Each individual teacher's curricular and scheduling needs are different.  Some are difficult to realize in an individual setting that lacks context.  In many (though certainly not all) cases when I have been contacted by a graduate who is seeking the kinds of full experience through which our institution grants licenses, it has been possible to lay out a plan to achieve it.  One sometimes-successful strategy is to help the teacher communicate this to the school administration.  When a school asks for new licensure, they are asking a teacher to get additional education, experience, and practice.  The school is a stakeholder and has a lot to gain from finding flexible ways for an excellent teacher to earn a new license, if that is how the school can best serve the needs of its students.

There is not a simple answer for the teacher whose school has unrealistic licensure expectations.  And there is also no simple answer for the teacher who seeks the fast track license.  This is a price we pay for our quality practices of licensing Wisconsin music educators in specialized fields with high expectations of competence and accountability.  I don't believe the answer is to allow practicing teachers to be licensed through universities without the assurance of adequate preparation.  The component parts of that assurance are sometimes inconvenient.  It's a difficult dilemma but I think in general, teachers, students, schools, and the profession are all better served if we maintain the integrity of the teaching license that is earned through a college or university education.

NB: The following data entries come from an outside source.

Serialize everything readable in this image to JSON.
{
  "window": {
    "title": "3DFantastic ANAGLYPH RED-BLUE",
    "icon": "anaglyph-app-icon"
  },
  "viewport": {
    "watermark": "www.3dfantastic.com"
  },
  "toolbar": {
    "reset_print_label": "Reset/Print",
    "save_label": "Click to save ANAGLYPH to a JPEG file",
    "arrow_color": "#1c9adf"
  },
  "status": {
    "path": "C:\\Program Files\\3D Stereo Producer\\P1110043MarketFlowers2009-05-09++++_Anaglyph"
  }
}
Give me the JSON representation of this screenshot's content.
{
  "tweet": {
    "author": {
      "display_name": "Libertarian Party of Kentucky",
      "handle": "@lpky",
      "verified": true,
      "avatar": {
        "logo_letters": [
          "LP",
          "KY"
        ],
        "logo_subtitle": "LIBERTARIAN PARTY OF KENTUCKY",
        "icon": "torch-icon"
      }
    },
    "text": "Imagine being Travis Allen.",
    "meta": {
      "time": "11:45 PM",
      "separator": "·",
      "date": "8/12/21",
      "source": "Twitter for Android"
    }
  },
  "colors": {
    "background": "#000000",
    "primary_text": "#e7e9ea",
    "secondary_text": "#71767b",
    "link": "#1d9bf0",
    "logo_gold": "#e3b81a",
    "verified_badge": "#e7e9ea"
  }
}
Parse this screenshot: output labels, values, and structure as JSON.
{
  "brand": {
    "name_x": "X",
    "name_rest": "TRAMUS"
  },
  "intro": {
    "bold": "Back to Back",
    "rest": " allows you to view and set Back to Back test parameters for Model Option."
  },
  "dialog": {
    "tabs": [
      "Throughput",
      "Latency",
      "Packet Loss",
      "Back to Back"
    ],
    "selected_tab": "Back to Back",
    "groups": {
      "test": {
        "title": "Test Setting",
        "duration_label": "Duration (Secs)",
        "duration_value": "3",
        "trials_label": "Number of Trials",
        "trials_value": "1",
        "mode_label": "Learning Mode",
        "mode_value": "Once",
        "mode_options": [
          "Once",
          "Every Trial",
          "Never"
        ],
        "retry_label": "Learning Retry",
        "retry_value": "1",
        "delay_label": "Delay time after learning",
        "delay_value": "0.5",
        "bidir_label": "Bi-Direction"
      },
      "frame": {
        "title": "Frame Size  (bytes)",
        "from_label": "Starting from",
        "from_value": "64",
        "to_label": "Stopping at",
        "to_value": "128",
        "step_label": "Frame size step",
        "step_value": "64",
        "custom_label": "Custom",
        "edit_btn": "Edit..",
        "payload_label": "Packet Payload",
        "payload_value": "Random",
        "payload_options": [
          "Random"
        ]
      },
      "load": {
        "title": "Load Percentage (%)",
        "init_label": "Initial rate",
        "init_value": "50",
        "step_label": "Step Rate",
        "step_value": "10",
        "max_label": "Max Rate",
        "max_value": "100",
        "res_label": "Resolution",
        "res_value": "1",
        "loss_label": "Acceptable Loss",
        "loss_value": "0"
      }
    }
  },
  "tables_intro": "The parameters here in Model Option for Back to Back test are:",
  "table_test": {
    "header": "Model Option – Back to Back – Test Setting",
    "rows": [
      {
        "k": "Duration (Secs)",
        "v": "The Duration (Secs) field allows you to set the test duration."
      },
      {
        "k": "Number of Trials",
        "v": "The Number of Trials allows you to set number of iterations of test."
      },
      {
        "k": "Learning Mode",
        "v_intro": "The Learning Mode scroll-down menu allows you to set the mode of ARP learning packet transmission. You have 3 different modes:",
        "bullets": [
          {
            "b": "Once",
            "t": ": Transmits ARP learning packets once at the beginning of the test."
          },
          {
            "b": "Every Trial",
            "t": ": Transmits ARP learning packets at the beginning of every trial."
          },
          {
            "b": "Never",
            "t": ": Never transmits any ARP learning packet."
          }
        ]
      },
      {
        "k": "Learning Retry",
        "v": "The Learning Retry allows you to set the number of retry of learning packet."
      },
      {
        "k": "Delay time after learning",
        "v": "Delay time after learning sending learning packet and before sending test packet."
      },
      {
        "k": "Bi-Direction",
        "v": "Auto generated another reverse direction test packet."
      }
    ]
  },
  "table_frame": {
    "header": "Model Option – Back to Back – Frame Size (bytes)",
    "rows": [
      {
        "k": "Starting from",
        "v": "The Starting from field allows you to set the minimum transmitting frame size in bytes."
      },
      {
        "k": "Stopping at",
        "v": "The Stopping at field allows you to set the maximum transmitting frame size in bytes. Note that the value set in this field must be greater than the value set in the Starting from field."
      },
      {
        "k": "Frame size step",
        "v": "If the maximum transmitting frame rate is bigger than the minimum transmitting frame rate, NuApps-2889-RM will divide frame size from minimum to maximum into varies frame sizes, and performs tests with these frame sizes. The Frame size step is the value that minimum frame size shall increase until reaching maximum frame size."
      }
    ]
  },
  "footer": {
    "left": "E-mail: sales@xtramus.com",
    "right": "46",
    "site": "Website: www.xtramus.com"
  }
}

Obviously there are bigger issues at work here, too, some arising from funding gaps in public education, but those don't matter much to the individual teacher who needs a new license.  Given our limitations, I think the best we can expect is to help each individual find the combination of options that will work best in their situation, including alternate offerings when they exist, so they can make educated choices.  Without compromising the integrity of our licensing system, I don't think there is a single solution that fits for everyone with this type of dilemma.


Kenneth L. Liske, Ph.D.
Associate Professor of Music, Education, and Human Services
University of Wisconsin Oshkosh Department of Music
800 Algoma Boulevard, Oshkosh, WI  54901

office: Arts & Communication Center N228
voice: 920-424-7029; fax: 920-424-1266; email: liske@uwosh.edu

On Jan 13, 2009, at 12:23 PM, Gregory Dennis wrote:

Dear University Music Educators,

    My question to all of you is, what are you doing for those public and private school teachers who  
are being asked (told, if they want to keep their jobs) to teach in an area of music that they are
not certified, and "Oh, by the way, you'll need to get certified"?  Over the last eight years about 14
people from all over the state contacted me at UW-Platteville about that very issue.  These were
people who had gotten their degrees from your universities, but no one would work with them
individually to help them get their additional certification once they were out teaching, unless they
stopped teaching, and came back to school (and sometimes not even if they were willing to do
that).  One young lady who is currently teaching in Greenwood, WI (I won't mention her name)
and is instrumentally certified contacted me last spring.  She was asked to teach both instrumental
and choral and I know she is very capable.  She contacted four universities (I won't mention who
you are.) and nobody would help her including the university from which she graduated.  
    Well, I'm retired now.  I started off this school year thinking I could help her, but have found it
impossible.  My replacement at UW-P is very capable, but like all first year college teachers, is
overwhelmed.  Somebody please help Marixa LaMont.  Oh, I said that I wasn't going to mention
her name.  I know that you don't get paid for working with people one on one.  It shouldn't be the
way it is, but that is the way it is.  I don't want to make Marixa the poster child for this issue and I
know that you are trying to prevent this issue for future teachers.  But for a lot of music educators
in our state, this is a serious problem, NOW.